We Deserve Monuments
"An absolute must read." —Buzzfeed
"A gripping portrayal of the South's inherent racism and a love story for queer Black girls." —Teen Vogue
Family secrets, a swoon-worthy romance, and a slow-burn mystery collide in We Deserve Monuments, a YA debut from Jas Hammonds that explores how racial violence can ripple down through generations.
What’s more important: Knowing the truth or keeping the peace?
Seventeen-year-old Avery Anderson is convinced her senior year is ruined when she's uprooted from her life in DC and forced into the hostile home of her terminally ill grandmother, Mama Letty. The tension between Avery’s mom and Mama Letty makes for a frosty arrival and unearths past drama they refuse to talk about. Every time Avery tries to look deeper, she’s turned away, leaving her desperate to learn the secrets that split her family in two.
While tempers flare in her avoidant family, Avery finds friendship in unexpected places: in Simone Cole, her captivating next-door neighbor, and Jade Oliver, daughter of the town’s most prominent family—whose mother’s murder remains unsolved.
As the three girls grow closer—Avery and Simone’s friendship blossoming into romance—the sharp-edged opinions of their small southern town begin to hint at something insidious underneath. The racist history of Bardell, Georgia is rooted in Avery’s family in ways she can’t even imagine. With Mama Letty's health dwindling every day, Avery must decide if digging for the truth is worth toppling the delicate relationships she's built in Bardell—or if some things are better left buried.
A School Library Journal Best Book of 2022
Biracial (Black and white) high school senior Avery Anderson abruptly relocates from Washington, D.C., to Bardell, Ga., to help care for her terminally ill, estranged Black maternal grandmother, Mama Letty. But the strenuous relationship between Avery's mother and Mama Letty makes it difficult for Avery to get to know her grandmother, whose behavior toward Avery feels increasingly cold and hostile.

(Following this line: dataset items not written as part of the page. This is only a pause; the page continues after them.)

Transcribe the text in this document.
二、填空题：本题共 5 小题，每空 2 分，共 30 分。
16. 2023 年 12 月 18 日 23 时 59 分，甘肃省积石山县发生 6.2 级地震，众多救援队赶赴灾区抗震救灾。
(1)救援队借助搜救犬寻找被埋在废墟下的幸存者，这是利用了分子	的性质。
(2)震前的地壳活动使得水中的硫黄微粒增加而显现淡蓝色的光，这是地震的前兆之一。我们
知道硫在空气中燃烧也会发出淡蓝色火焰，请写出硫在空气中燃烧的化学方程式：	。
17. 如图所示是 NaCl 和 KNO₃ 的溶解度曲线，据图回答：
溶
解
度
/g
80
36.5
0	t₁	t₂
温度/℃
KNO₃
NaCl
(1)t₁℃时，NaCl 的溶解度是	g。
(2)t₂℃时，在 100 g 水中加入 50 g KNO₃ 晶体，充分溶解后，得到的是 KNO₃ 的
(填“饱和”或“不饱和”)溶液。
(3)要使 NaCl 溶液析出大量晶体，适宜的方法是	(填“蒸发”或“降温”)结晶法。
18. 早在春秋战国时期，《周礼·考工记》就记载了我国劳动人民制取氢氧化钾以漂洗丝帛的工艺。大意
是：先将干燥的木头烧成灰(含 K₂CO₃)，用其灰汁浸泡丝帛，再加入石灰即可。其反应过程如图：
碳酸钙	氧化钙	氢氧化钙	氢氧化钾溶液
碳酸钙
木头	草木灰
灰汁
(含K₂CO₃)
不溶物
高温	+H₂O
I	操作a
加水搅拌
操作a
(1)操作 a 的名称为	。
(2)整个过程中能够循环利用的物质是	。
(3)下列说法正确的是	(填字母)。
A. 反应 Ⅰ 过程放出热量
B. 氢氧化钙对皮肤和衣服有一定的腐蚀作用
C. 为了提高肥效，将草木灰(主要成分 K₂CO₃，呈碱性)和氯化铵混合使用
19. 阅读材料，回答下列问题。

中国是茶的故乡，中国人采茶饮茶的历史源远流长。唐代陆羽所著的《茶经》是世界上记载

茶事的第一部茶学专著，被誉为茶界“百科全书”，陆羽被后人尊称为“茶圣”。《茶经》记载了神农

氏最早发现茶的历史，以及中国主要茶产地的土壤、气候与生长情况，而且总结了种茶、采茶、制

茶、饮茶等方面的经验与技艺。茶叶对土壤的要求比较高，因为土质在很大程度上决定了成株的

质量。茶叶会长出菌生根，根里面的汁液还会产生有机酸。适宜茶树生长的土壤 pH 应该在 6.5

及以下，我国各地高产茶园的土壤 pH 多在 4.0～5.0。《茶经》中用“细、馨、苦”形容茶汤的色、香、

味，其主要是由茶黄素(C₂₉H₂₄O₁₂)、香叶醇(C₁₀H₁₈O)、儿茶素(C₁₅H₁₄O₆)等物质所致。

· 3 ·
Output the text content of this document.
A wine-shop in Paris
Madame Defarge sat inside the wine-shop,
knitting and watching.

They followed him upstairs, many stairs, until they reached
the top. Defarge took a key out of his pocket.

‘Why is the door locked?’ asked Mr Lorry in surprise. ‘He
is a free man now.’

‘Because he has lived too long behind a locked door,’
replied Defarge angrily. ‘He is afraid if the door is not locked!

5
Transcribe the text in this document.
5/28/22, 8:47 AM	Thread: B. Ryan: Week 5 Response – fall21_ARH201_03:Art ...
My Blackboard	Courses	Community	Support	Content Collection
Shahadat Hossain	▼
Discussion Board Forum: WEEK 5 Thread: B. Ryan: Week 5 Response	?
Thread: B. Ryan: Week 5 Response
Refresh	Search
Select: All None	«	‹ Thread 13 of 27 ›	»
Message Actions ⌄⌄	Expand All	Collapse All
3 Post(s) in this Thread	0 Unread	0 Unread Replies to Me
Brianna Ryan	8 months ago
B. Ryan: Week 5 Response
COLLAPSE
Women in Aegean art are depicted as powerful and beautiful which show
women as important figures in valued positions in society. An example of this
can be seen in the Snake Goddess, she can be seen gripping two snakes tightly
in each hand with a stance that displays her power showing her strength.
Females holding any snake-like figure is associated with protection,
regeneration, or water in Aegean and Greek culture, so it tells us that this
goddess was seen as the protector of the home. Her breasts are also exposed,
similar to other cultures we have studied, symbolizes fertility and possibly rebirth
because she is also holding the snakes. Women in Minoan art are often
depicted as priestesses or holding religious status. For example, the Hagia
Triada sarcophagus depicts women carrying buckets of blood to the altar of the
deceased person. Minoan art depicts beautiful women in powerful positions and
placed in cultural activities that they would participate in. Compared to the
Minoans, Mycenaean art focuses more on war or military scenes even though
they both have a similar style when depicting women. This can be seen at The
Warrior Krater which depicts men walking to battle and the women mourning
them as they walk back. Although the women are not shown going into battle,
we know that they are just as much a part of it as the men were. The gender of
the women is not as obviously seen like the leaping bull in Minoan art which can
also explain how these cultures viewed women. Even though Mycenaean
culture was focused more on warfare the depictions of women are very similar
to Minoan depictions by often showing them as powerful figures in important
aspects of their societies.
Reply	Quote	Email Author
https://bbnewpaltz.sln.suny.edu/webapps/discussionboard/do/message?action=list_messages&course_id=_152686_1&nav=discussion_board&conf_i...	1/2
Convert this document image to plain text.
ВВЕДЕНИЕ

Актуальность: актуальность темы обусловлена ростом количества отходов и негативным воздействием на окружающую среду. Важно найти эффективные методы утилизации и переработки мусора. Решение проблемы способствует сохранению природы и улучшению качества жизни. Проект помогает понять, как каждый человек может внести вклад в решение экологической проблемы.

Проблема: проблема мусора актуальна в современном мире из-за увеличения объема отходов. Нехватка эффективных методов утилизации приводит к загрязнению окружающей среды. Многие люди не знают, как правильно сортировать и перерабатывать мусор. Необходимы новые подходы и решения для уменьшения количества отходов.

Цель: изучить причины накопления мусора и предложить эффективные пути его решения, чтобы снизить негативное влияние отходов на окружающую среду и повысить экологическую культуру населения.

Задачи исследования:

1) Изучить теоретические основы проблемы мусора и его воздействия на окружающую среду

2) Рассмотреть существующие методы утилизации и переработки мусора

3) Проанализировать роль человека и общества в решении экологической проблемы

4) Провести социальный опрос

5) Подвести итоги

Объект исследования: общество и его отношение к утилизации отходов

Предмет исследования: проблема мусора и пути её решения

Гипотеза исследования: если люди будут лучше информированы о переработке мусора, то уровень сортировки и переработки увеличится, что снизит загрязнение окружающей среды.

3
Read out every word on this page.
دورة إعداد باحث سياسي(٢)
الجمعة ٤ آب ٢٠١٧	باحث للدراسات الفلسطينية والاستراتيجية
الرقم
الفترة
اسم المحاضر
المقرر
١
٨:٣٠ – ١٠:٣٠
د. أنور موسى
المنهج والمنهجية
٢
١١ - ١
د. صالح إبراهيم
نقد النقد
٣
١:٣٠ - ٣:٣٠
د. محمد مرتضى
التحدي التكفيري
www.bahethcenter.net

Avery soon meets stunning next-door neighbor Simone, who is Black, and her friend Jade, white heiress to a downtown hotel. While exploring Bardell, Avery develops a crush on Simone, who she feels is "made of sunflowers." When Mama Letty begins opening up about her life and Avery's grandfather, Avery is heartened by this budding bond and connection to her heritage, and the more she learns about her family, the quicker she comes to grips with the town's deep interpersonal connections. Hammonds's deliberate prose crafts an expertly fleshed-out cast and a lushly described setting to thoughtfully examine questions of mortality and identity. This remarkable debut explores multigenerational trauma and how its effects leave severe wounds on the present while resonating into the future, making for a heartrending tale. Ages 14–up. Agent: Suzie Townsend, New Leaf Literary and Media.